We set out to assess the potential benefits of switching to bi-LSTMs to perform LID from limited evidence. Robust LID from very short strings is highly desirable in multiple NLP pipelines, including in usage of autocorrection lexicons and predictive and multilingual typing [1], for part-of-speech and named entity tagging, when performing document classification [2], and as a component of TTS engines [6]. At Apple, bi-LSTM LID is now used for most tasks which require language identification, like text tagging and other public APIs part of the Natural Language framework. It also provides the correct expected language in features like QuickType keyboards and Smart Responses.

We observed that a bi-LSTM LID architecture can indeed lead to improved accuracy across multiple scripts. Such results confirm the viability of the approach for a fast and accurate language identifier operating on limited evidence. Performance requirements regarding responsiveness and resources led us to limit our experiments to relatively shallow LSTM networks rather than newer but computationally more complex architectures such as transformers. Regardless, the LSTM LID system has smaller memory footprint compared to n-gram and is scalable with addition of larger amounts of data without becoming prohibitively large.

References

[1] B. Barman and J.R. Bellegarda. Language Identification from Short Strings. U.S. Patent No. 10,127,220, November 2018.

[2] W. B. Canvar and J. M. Trenkle.

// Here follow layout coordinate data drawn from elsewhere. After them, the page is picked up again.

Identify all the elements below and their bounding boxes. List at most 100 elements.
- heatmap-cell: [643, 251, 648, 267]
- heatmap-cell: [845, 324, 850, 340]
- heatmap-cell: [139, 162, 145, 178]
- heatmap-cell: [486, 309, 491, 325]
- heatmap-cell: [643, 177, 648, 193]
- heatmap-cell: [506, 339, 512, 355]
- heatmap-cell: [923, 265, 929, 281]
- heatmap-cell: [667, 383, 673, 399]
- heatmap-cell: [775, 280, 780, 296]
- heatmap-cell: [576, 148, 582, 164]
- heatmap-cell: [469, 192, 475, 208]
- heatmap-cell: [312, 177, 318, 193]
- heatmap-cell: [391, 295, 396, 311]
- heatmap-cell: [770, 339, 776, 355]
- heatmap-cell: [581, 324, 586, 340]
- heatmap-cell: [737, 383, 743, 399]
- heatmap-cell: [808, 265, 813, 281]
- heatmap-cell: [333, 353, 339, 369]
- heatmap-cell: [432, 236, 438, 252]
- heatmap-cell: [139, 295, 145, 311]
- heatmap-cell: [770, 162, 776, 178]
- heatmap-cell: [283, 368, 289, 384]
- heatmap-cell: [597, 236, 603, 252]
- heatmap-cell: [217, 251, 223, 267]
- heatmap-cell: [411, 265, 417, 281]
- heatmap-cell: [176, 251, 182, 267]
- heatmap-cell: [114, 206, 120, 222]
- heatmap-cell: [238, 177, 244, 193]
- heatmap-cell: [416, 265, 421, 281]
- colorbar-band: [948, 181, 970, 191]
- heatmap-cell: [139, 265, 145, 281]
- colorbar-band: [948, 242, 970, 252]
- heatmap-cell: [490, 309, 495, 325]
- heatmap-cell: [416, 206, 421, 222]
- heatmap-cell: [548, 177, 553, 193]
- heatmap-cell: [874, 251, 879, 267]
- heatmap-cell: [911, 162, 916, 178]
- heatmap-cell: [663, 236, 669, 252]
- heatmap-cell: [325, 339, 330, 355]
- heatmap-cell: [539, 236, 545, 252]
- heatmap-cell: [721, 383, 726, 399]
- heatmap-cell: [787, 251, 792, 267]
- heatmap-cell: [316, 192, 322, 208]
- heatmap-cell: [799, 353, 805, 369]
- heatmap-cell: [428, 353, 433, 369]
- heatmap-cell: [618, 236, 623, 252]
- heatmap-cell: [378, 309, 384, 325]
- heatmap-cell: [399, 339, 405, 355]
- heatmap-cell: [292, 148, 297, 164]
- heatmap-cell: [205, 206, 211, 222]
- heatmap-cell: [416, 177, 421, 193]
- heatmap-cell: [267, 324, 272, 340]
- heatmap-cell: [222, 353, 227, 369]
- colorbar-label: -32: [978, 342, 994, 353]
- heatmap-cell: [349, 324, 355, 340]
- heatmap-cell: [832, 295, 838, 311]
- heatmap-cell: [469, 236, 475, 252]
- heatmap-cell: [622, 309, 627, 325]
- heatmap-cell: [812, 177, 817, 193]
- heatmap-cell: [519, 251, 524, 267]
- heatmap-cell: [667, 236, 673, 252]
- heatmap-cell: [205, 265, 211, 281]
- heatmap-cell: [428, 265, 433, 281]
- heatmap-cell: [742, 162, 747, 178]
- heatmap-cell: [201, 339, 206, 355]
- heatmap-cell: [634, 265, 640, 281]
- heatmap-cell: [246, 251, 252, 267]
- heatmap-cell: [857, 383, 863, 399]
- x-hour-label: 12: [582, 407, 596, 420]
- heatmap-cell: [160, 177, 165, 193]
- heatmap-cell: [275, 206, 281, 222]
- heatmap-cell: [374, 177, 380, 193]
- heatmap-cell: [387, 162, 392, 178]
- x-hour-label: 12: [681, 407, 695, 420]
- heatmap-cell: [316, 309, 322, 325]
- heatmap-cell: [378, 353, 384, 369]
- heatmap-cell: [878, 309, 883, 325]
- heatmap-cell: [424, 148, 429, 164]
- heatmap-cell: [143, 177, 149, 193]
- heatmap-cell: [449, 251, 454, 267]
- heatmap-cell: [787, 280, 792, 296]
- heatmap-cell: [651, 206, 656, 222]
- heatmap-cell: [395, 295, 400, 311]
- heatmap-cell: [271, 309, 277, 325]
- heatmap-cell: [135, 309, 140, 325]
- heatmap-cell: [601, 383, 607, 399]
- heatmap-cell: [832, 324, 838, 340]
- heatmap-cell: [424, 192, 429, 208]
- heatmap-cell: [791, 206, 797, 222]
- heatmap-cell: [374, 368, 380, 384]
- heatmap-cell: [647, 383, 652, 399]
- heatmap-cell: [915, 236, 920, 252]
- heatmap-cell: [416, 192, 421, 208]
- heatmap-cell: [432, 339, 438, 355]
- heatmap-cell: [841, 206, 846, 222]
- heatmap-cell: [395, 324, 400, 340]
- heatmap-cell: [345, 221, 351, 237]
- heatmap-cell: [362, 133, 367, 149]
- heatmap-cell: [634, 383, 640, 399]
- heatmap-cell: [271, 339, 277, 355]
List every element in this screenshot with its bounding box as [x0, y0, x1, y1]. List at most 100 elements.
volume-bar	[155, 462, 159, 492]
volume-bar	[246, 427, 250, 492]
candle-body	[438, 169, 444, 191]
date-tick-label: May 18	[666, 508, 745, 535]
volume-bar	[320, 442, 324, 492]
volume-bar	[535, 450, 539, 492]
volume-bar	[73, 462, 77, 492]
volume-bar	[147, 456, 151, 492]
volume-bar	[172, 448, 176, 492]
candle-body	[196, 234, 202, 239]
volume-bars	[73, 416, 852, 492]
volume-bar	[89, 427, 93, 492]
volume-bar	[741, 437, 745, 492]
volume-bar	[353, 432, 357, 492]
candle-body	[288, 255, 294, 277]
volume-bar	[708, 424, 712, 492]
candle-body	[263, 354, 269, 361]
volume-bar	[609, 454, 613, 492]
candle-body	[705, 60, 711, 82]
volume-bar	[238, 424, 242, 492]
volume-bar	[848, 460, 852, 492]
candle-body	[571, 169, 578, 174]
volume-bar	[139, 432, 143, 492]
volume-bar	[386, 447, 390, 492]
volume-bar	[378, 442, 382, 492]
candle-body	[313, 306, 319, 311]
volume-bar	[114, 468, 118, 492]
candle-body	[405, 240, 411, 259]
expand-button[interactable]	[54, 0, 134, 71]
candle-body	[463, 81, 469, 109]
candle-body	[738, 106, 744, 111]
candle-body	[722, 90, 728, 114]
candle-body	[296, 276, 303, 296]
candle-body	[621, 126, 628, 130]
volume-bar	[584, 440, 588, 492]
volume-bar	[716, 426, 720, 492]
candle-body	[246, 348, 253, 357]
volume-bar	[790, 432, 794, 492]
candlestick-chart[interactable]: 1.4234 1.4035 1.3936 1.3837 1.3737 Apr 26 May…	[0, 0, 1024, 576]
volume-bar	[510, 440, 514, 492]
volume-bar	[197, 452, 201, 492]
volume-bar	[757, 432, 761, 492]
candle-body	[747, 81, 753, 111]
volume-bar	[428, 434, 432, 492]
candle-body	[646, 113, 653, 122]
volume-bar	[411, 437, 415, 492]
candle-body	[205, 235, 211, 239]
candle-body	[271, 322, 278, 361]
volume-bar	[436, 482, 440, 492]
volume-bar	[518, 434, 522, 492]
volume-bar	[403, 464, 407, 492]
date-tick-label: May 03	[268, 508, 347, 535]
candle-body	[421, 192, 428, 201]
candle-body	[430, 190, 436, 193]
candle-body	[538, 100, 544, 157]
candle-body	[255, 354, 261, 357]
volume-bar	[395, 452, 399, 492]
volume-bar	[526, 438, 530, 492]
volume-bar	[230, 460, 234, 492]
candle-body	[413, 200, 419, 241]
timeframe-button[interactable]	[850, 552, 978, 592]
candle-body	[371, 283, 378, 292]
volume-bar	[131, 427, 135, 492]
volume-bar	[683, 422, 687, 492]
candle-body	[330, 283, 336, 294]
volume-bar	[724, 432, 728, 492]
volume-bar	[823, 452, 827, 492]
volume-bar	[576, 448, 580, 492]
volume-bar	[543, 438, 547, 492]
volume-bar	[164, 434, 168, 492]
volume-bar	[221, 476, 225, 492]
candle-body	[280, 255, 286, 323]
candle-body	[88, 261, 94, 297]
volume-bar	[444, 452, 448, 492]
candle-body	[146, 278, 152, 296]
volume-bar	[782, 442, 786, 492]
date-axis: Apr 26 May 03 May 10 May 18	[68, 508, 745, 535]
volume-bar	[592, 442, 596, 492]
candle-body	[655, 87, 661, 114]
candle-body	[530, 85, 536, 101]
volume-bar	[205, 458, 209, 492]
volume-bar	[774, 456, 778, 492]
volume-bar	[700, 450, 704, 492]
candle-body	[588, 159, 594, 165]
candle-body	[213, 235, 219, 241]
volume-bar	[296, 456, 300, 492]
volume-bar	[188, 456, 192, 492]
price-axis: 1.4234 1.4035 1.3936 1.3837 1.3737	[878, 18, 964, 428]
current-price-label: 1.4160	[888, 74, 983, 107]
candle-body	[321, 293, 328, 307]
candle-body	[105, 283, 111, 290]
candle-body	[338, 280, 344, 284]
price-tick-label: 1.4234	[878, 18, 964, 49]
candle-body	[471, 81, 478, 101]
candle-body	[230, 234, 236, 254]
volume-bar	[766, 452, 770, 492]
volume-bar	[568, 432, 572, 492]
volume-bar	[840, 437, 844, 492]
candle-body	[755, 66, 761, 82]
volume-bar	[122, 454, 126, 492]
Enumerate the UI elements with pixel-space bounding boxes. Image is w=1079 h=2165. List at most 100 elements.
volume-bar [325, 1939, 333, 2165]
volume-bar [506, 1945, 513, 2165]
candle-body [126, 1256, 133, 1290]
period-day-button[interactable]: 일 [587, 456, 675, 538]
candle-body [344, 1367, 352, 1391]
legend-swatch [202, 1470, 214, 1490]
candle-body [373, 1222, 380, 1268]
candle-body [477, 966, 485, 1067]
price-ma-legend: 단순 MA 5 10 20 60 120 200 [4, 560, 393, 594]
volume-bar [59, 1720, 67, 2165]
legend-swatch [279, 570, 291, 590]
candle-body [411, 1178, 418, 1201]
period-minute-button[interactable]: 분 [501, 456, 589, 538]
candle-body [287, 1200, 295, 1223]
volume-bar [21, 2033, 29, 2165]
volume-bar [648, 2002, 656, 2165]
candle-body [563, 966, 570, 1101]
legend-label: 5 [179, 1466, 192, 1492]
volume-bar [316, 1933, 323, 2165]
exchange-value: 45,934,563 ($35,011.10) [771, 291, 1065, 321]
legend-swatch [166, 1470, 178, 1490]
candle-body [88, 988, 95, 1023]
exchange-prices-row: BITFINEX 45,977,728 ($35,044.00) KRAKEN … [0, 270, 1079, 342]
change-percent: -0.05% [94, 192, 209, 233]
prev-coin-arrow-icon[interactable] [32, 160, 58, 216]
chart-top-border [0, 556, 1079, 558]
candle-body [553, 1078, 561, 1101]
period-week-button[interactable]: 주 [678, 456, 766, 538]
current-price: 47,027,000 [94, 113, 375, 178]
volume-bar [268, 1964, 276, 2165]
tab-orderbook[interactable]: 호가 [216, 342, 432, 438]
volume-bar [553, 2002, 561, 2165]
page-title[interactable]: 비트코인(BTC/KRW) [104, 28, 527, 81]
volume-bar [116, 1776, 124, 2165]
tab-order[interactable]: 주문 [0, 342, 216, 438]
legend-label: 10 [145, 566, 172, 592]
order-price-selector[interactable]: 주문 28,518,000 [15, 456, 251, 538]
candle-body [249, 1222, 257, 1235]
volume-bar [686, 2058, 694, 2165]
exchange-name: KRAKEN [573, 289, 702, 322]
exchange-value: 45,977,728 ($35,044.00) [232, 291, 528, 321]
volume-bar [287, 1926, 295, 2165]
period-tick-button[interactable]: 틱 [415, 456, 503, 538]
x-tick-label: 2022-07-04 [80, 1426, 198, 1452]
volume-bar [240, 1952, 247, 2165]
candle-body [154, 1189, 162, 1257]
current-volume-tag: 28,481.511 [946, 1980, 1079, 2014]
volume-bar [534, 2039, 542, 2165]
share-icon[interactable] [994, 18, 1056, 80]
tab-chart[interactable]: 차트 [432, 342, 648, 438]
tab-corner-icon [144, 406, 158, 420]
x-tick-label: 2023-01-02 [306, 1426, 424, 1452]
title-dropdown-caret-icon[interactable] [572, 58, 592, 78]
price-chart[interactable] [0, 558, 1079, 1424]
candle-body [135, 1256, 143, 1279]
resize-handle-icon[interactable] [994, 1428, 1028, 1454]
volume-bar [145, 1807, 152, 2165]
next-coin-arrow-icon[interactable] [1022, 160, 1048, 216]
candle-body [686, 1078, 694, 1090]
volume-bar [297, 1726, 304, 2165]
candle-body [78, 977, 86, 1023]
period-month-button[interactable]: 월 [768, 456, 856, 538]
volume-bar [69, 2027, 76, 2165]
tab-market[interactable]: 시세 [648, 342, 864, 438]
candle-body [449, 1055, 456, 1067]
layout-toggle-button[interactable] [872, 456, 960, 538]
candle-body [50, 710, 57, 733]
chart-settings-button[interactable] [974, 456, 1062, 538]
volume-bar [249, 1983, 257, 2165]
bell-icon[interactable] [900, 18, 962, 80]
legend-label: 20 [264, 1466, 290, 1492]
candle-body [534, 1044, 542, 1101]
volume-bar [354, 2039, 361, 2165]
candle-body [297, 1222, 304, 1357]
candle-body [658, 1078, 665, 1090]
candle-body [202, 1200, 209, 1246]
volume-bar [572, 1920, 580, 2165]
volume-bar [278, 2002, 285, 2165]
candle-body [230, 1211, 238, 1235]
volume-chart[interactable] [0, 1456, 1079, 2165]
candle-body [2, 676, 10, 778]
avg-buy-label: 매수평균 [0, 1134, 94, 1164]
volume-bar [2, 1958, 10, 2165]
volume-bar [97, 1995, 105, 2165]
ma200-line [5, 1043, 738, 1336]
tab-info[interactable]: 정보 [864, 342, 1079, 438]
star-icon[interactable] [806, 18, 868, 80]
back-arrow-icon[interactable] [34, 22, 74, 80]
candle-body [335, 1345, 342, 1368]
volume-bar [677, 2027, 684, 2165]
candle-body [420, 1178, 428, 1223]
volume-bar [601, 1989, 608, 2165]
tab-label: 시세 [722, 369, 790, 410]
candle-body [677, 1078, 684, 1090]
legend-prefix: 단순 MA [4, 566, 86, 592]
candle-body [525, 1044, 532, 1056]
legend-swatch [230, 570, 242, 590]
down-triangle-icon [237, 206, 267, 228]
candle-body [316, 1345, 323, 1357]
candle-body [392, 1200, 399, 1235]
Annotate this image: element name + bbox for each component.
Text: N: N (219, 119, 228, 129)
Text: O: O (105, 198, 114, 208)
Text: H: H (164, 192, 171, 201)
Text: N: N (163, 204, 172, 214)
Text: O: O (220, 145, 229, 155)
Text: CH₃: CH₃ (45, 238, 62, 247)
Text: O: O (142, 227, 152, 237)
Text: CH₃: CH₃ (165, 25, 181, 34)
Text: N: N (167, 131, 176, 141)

N-gram based Text Categorization. Proceedings of Symposium on Document Analysis and Information Retrieval, University of Nevada, Las Vegas, pp. 161-176, 1994.

[3] B. Ahmed, S.-H. Cha, and C. Tappert. Language Identification from Text Using N-gram Based Cumulative Frequency Addition. Proceedings of Student/Faculty Research Day, CSIS, Pace University, 2004.

[4] S. Hochreiter and J. Schmidhuber. Long Short-Term Memory. Neural Computation 9, 8 pp. 1735-1780, November 1997.

[5] M. Sundermeyer, R. Schlüter, and H. Ney. LSTM Neural Networks for Language Modeling. InterSpeech 2012, pp. 194–197, September 2012.

[6] R. Sproat. Multilingual Text Analysis for Text-To-Speech Synthesis. Proceedings of ICSLP’96, Philadelphia, October 1996.